Em 1996, Kasparov havia disputado e vencido uma rodada amigável de jogos contra o Deep Blue na Filadélfia. Tomou um susto no começo, é verdade, perdendo a primeira partida, mas conseguiu recuperar-se rapidamente com três vitórias e dois empates. Ao final do encontro, confiante, o russo concedeu revanche. O time de cientistas da IBM aproveitou a chance para reprogramar completamente a máquina, assessorados por mestres do tabuleiro. Em 1997, estavam prontos para fazer história.
“Há uma sensação fortíssima de que o atual torneio é fundamental. Não apenas porque Kasparov pode perder, mas pelo fato de que, ao final das seis partidas, poderá surgir, pela primeira vez na história, um computador imbatível diante de um tabuleiro. E, uma vez posto, o rei mecânico do xadrez nunca mais será deposto”, reportava VEJA, uma semana antes. “Nicolau Copérnico tirou a Terra do centro do universo, Charles Darwin nos colocou na mesma família dos animais. De certa forma, já assimilamos esses sustos. A razão, porém, como está provado por um simples jogo de xadrez entre os melhores do mundo, é algo unicamente humano, irrepetível, alguma coisa que não se empresta ou ensina a nenhuma outra forma de vida baseada no carbono ou no silício. Esse privilégio vai durar para sempre? Talvez o computador da IBM, com suas duas torres negras de 1,4 tonelada que parecem o resultado do cruzamento da geladeira com o ar-condicionado, esteja prestes a retirar mais esse trunfo da espécie humana.”

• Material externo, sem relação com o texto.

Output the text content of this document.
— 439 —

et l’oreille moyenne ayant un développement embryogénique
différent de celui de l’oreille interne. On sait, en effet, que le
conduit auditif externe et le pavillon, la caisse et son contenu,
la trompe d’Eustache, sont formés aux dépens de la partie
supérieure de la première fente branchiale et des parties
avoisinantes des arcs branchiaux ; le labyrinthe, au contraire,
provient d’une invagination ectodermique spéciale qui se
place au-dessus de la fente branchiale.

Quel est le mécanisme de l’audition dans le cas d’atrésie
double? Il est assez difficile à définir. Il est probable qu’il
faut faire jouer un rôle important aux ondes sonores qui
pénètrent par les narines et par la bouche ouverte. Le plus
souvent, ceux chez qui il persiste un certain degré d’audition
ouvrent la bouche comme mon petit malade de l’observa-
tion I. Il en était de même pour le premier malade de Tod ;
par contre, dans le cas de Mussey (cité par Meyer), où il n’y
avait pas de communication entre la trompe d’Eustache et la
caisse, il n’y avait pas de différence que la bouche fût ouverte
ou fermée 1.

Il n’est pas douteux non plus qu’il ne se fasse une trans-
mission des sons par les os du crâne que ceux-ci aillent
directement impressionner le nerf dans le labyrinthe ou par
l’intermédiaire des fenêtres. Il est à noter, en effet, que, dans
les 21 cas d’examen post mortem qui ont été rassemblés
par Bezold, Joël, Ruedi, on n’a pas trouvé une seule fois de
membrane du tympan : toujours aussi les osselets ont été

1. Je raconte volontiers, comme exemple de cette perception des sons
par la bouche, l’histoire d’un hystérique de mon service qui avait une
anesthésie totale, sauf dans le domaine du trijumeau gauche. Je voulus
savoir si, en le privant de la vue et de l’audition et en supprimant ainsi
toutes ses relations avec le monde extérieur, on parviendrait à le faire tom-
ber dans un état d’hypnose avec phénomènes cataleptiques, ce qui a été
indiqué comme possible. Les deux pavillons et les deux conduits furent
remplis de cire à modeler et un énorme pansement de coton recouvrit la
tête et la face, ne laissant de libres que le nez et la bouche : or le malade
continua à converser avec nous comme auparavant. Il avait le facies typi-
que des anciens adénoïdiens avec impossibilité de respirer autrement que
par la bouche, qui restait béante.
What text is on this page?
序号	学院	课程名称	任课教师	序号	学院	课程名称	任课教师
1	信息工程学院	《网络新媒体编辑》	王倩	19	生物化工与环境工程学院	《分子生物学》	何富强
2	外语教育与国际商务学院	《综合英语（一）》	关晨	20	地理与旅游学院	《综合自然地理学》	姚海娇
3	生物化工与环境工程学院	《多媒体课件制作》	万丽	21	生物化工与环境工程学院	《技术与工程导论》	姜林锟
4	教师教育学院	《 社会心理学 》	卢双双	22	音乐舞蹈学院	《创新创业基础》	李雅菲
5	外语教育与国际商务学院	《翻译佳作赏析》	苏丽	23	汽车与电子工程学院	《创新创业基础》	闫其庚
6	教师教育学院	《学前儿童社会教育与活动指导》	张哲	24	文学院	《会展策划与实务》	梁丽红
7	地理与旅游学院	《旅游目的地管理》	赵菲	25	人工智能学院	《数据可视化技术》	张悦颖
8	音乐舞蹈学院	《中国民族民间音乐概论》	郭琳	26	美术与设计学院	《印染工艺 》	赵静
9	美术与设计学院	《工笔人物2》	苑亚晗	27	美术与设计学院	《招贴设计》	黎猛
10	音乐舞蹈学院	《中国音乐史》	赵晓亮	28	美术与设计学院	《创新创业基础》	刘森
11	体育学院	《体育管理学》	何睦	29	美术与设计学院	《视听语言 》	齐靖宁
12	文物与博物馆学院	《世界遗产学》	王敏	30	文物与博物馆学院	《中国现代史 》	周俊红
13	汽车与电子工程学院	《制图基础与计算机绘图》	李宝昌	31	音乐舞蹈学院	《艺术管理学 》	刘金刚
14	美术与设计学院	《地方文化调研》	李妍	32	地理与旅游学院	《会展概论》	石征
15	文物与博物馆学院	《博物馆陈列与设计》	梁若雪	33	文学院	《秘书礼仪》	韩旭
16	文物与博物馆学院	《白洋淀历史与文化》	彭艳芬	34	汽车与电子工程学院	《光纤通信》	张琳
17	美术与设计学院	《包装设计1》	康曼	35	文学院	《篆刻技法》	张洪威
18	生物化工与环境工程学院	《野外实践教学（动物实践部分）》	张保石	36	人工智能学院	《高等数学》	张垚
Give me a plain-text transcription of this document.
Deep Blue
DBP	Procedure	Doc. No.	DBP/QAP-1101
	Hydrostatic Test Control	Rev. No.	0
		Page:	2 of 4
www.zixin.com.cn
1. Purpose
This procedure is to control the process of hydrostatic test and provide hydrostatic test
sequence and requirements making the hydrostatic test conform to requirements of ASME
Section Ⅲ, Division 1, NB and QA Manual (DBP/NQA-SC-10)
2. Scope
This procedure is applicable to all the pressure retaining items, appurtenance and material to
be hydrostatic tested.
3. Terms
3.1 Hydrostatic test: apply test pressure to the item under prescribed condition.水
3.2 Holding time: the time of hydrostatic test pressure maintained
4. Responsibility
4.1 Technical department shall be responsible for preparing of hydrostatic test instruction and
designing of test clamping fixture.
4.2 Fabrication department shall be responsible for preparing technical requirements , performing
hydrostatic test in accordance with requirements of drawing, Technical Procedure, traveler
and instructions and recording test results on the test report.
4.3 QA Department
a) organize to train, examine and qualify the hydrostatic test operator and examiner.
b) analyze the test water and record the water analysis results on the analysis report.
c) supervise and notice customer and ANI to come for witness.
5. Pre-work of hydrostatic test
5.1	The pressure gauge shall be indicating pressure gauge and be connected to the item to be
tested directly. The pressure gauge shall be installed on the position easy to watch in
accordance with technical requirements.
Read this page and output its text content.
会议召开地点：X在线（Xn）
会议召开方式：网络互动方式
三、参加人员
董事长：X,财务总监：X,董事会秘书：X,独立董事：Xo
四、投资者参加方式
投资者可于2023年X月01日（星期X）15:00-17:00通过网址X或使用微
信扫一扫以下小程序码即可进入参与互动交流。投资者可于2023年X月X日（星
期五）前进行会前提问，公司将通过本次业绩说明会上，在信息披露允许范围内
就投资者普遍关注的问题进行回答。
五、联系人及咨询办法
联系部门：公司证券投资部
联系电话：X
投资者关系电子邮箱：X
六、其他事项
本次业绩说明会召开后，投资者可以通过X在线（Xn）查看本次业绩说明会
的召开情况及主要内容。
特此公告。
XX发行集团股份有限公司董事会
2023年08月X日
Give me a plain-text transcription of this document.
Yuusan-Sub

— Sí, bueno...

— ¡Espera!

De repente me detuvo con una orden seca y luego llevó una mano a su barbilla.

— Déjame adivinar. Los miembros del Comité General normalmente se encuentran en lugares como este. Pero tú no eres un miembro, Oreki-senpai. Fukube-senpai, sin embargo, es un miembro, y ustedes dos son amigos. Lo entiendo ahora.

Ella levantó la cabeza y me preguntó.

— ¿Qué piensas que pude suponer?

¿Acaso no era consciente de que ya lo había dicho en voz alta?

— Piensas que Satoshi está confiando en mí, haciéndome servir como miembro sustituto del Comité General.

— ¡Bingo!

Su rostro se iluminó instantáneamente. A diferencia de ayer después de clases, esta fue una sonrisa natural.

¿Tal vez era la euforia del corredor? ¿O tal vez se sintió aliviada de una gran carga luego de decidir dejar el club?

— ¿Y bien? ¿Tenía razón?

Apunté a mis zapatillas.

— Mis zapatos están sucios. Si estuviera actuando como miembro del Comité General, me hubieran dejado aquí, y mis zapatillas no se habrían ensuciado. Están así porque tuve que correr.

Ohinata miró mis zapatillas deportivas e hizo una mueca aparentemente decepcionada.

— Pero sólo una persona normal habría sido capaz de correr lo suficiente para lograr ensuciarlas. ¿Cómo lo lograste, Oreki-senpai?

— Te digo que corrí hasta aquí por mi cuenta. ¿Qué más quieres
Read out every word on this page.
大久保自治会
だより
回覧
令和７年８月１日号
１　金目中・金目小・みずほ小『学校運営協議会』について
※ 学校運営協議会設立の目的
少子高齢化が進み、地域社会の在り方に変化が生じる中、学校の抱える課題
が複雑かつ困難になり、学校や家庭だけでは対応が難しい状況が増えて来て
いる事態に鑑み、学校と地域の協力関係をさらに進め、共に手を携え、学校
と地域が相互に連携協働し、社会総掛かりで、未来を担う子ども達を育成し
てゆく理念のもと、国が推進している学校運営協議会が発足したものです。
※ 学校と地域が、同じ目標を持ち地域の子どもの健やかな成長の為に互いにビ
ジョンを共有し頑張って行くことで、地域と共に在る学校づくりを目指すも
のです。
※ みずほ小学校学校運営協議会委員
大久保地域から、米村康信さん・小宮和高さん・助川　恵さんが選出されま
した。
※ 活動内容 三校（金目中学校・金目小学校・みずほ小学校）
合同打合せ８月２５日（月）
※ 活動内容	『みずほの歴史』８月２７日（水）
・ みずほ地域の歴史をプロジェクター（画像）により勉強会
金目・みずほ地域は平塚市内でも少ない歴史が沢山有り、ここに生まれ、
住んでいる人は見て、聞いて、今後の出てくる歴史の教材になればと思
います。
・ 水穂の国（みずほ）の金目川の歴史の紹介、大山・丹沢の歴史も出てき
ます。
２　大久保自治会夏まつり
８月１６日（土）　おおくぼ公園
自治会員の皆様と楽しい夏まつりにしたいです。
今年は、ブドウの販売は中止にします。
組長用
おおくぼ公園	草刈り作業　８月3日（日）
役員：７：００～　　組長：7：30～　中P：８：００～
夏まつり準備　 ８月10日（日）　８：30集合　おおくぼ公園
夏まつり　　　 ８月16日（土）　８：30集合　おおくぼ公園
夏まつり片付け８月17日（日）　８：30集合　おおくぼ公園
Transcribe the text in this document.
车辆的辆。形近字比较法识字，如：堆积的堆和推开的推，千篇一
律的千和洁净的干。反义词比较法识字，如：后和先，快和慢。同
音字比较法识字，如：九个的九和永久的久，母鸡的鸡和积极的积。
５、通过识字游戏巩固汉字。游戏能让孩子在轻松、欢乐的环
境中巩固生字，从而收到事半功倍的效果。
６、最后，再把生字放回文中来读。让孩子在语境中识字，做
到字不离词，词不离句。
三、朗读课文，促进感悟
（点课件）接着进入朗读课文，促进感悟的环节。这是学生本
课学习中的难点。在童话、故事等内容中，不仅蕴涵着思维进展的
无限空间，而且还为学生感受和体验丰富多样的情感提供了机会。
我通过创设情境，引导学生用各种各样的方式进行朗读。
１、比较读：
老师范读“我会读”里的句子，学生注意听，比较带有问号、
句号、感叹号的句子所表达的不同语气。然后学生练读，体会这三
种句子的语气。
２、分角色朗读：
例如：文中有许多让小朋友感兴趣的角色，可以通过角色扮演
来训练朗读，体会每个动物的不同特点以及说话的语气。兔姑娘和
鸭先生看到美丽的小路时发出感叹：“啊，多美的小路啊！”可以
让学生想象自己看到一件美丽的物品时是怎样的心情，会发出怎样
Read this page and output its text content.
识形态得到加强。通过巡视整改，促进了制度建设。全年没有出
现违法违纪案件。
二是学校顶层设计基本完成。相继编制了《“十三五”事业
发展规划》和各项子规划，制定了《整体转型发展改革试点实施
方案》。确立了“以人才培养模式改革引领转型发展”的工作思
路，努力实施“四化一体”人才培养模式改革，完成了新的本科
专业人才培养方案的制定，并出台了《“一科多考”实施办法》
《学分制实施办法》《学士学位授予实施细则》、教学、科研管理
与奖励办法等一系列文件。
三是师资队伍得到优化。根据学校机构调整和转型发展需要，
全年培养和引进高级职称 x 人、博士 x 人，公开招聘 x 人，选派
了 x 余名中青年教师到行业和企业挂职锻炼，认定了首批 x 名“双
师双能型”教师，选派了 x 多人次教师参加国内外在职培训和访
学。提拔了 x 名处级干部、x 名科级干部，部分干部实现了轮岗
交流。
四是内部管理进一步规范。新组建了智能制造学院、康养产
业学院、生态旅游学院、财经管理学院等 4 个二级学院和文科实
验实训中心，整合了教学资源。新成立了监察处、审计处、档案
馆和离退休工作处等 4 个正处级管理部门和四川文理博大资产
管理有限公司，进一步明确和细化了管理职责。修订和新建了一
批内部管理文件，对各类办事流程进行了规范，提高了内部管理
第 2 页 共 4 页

O russo começou bem a série de 1997 e venceu o primeiro match. Mas um lance inexplicável da máquina, quase no fim, transtornou o campeão, como conta o estatístico Nate Silver em O Sinal e o Ruído. A estranha jogada foi atribuída por um dos pesquisadores a um bug: incapaz de se decidir entre tantas jogadas possíveis – 200 milhões de alternativas processadas por segundo -, o Deep Blue acabou movendo suas peças de forma errática. Kasparov venceu a partida, mas não cogitou que o lance pudesse ser fortuito, mas que se tratava de algum ardil, que ele simplesmente não pôde decifrar. O clima de camaradagem se dissipou rapidamente.
O segundo da série jogo foi ainda mais tenso e terminou bruscamente. Encurralado pelo Deep Blue, Kasparov desistiu e saiu atirando: ‘O que aconteceu ontem me trouxe à lembrança o gol de mão de Maradona contra a Inglaterra na Copa do Mundo de 1986. Maradona disse que o gol fora feito pela mão de Deus’, reportou VEJA. Horas depois, alertado por sua entourage, deu-se conta: havia entregado um jogo em uma situação que até enxadristas menos capazes conseguiriam conduzir ao empate.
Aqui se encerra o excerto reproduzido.